Scions of Style: Katherine Ng wants to level the blockchain playing field
There’s more to blockchain marketing professional and TZ APAC head of marketing Katherine Ng than meets the eye.
This article was first published in The Peak Magazine at https://www.thepeakmagazine.com.sg/lifestyle/scions-of-style-katherine-ng-wants-to-level-the-blockchain-playing-field/
Katherine Ng is currently taking psychology classes on weekends. Her aim: to eventually provide counselling services for those battling with mental health issues.
The 36-year-old and Melbourne Law School graduate also practises Olympic lifting, dancing and yoga while fulfilling her responsibilities as a board member for the Association of Cryptocurrency Enterprises and Start-ups Singapore (ACCESS) and a volunteer carer at Assisi Hospice. And we’re not even at her day job yet. Ng is currently head of marketing, Asia-Pacific at TZ APAC supporting Tezos, a flexible and decentralised, open-source blockchain network similar to Ethereum. “I don’t have a work-life balance. I have work-life integration,” Ng laughs.
The plunge into deep tech and fintech isn’t surprising for the former beauty queen.
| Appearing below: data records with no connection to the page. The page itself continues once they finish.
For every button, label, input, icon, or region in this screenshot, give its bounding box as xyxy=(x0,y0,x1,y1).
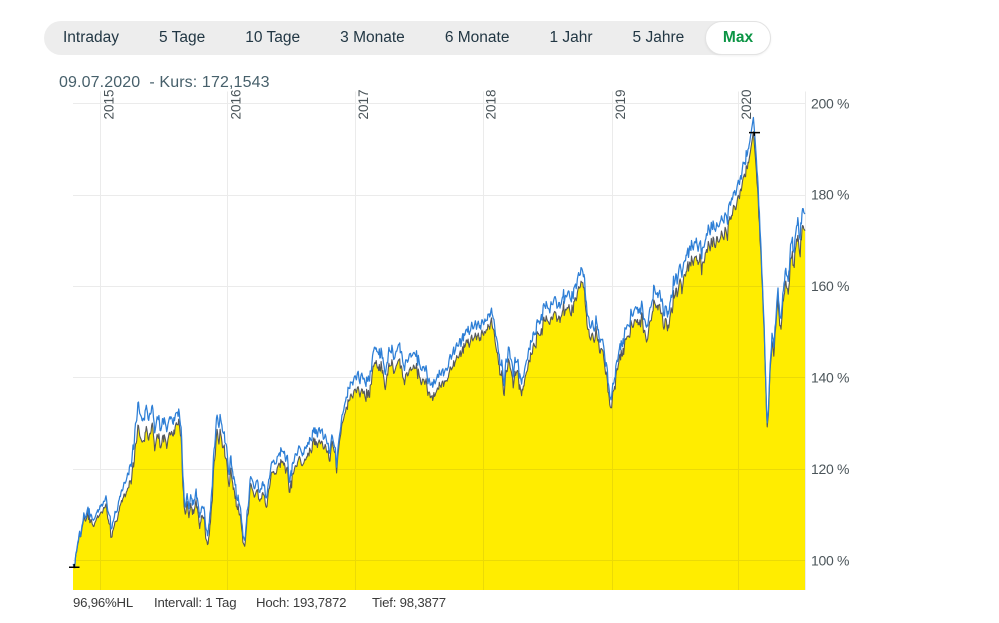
svg-text:160 %: 160 % xyxy=(811,278,849,294)
svg-text:200 %: 200 % xyxy=(811,95,849,111)
svg-text:2020: 2020 xyxy=(739,89,754,119)
svg-text:180 %: 180 % xyxy=(811,187,849,203)
svg-text:2017: 2017 xyxy=(356,89,371,119)
svg-text:100 %: 100 % xyxy=(811,552,849,568)
svg-text:2018: 2018 xyxy=(484,89,499,119)
svg-text:2019: 2019 xyxy=(613,89,628,119)
svg-text:140 %: 140 % xyxy=(811,370,849,386)
svg-text:120 %: 120 % xyxy=(811,461,849,477)
svg-text:2016: 2016 xyxy=(229,89,244,119)
svg-text:2015: 2015 xyxy=(102,89,117,119)
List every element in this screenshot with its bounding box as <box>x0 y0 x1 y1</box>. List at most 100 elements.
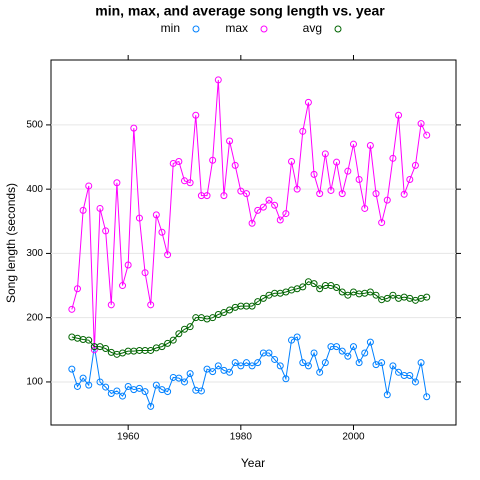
x-tick-label: 1960 <box>117 432 140 443</box>
point <box>423 293 431 301</box>
point <box>102 345 110 353</box>
point <box>220 192 228 200</box>
point <box>197 387 205 395</box>
legend-marker <box>192 25 200 33</box>
point <box>276 362 284 370</box>
point <box>96 378 104 386</box>
point <box>304 362 312 370</box>
point <box>147 402 155 410</box>
point <box>79 374 87 382</box>
point <box>355 359 363 367</box>
y-tick-label: 200 <box>26 312 43 323</box>
plot-frame <box>50 59 457 426</box>
point <box>226 368 234 376</box>
point <box>333 283 341 291</box>
legend-marker <box>334 25 342 33</box>
point <box>395 368 403 376</box>
point <box>366 288 374 296</box>
y-tick-label: 500 <box>26 120 43 131</box>
x-axis-label: Year <box>241 456 265 470</box>
point <box>152 381 160 389</box>
legend-label: min <box>161 21 180 35</box>
point <box>226 137 234 145</box>
point <box>338 347 346 355</box>
point <box>147 346 155 354</box>
point <box>203 365 211 373</box>
point <box>310 280 318 288</box>
point <box>124 261 132 269</box>
point <box>417 120 425 128</box>
point <box>141 388 149 396</box>
point <box>338 190 346 198</box>
point <box>85 381 93 389</box>
point <box>158 228 166 236</box>
point <box>130 124 138 132</box>
legend-label: max <box>225 21 248 35</box>
point <box>361 349 369 357</box>
point <box>259 203 267 211</box>
point <box>389 291 397 299</box>
point <box>152 211 160 219</box>
point <box>254 359 262 367</box>
point <box>378 359 386 367</box>
point <box>107 390 115 398</box>
point <box>333 158 341 166</box>
point <box>254 298 262 306</box>
point <box>203 192 211 200</box>
point <box>288 336 296 344</box>
point <box>299 283 307 291</box>
point <box>395 111 403 119</box>
point <box>68 365 76 373</box>
x-tick-label: 1980 <box>230 432 253 443</box>
point <box>333 343 341 351</box>
point <box>411 161 419 169</box>
point <box>282 210 290 218</box>
point <box>276 216 284 224</box>
point <box>372 190 380 198</box>
point <box>68 305 76 313</box>
point <box>411 378 419 386</box>
point <box>85 336 93 344</box>
point <box>389 362 397 370</box>
point <box>141 269 149 277</box>
point <box>214 76 222 84</box>
point <box>349 343 357 351</box>
point <box>102 383 110 391</box>
point <box>383 391 391 399</box>
point <box>186 370 194 378</box>
y-tick-label: 300 <box>26 248 43 259</box>
point <box>383 196 391 204</box>
point <box>423 131 431 139</box>
point <box>164 251 172 259</box>
point <box>355 176 363 184</box>
point <box>383 294 391 302</box>
point <box>288 158 296 166</box>
point <box>265 196 273 204</box>
point <box>417 359 425 367</box>
point <box>316 190 324 198</box>
point <box>304 98 312 106</box>
point <box>147 301 155 309</box>
point <box>119 392 127 400</box>
point <box>366 338 374 346</box>
series-line <box>71 79 428 350</box>
point <box>271 355 279 363</box>
point <box>366 141 374 149</box>
point <box>209 314 217 322</box>
point <box>175 158 183 166</box>
point <box>293 185 301 193</box>
legend-label: avg <box>303 21 322 35</box>
point <box>299 127 307 135</box>
point <box>406 372 414 380</box>
point <box>349 140 357 148</box>
point <box>186 323 194 331</box>
point <box>113 179 121 187</box>
point <box>299 359 307 367</box>
point <box>209 368 217 376</box>
point <box>338 288 346 296</box>
y-axis-label: Song length (seconds) <box>4 183 18 303</box>
point <box>214 362 222 370</box>
point <box>423 393 431 401</box>
point <box>135 384 143 392</box>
The Kuala Lumpur native has always had an interest in start-ups, having held senior marketing roles in Grab Indonesia and Luxola Indonesia before it was acquired by Sephora. Then, in 2016, the Monetary Authority of Singapore publicly announced that it was committing $225 million over five years to develop the fintech ecosystem. Ng knew she had to take advantage of this and rolled the dice.
“I decided to base myself here and interact with the different ecosystem builders. One of the verticals that caught my eye was blockchain. It was quite niche at that time; Bitcoin was only about US$500. But it helped me to position myself as a player in the ecosystem today,” Ng says. For three years, she spearheaded the marketing efforts of Liquid.com, a global institutional-grade cryptocurrency exchange.
The blockchain world, with its technical jargon and obtuse language, can be extremely confusing for a person on the street. As a marketing professional, Ng loves blending and translating that story into a tale that can be understood. Unfortunately, even though blockchain purports itself to be a futuristic foundation of tomorrow’s world, sexism occasionally rears its ugly head. Ng has been a victim more than once.
She’s often typecast as just another marketing person without any technical know-how. Ng bristles: “I’ve completed an Introduction to Python Fundamentals course and a lot of the women I know in this space are software programmers themselves or have basic coding experience. I need to understand the developmental side of things to better tell the story.”
And while she hates to say it, Ng feels like there is a glass ceiling in the industry that she’s working hard to break. But she likes that Singapore has many vocal allies in the fight for gender equality.
One battle that she’s taking up arms for is deploying technology to help the vulnerable. She achieves this under the non-profit Ministry For Good banner, which she co-founded during Covid-19 with two others. The social impact start-up has already worked on multiple campaigns. Maxis commissioned its parent company Ministry XR to create a spatial computing experience that allowed deaf Malaysians to feel the auditory prayers during Hari Raya. In Singapore, it worked with IPG Mediabrands to educate children and parents about myopia using virtual reality.
While many might baulk at her workload, Ng takes it all in her stride and approaches life with an infectious, youthful zest we would all do well to emulate.
Blue is a common colour in the tech world, which is why Ng chose this monochromatic number from Ferragamo. “Princess Diana and Meaghan Markle are my style icons because they can transition between elegance and eclecticism. This minimalist outfit straddles both of those worlds too. It was calling out to me,” says Ng.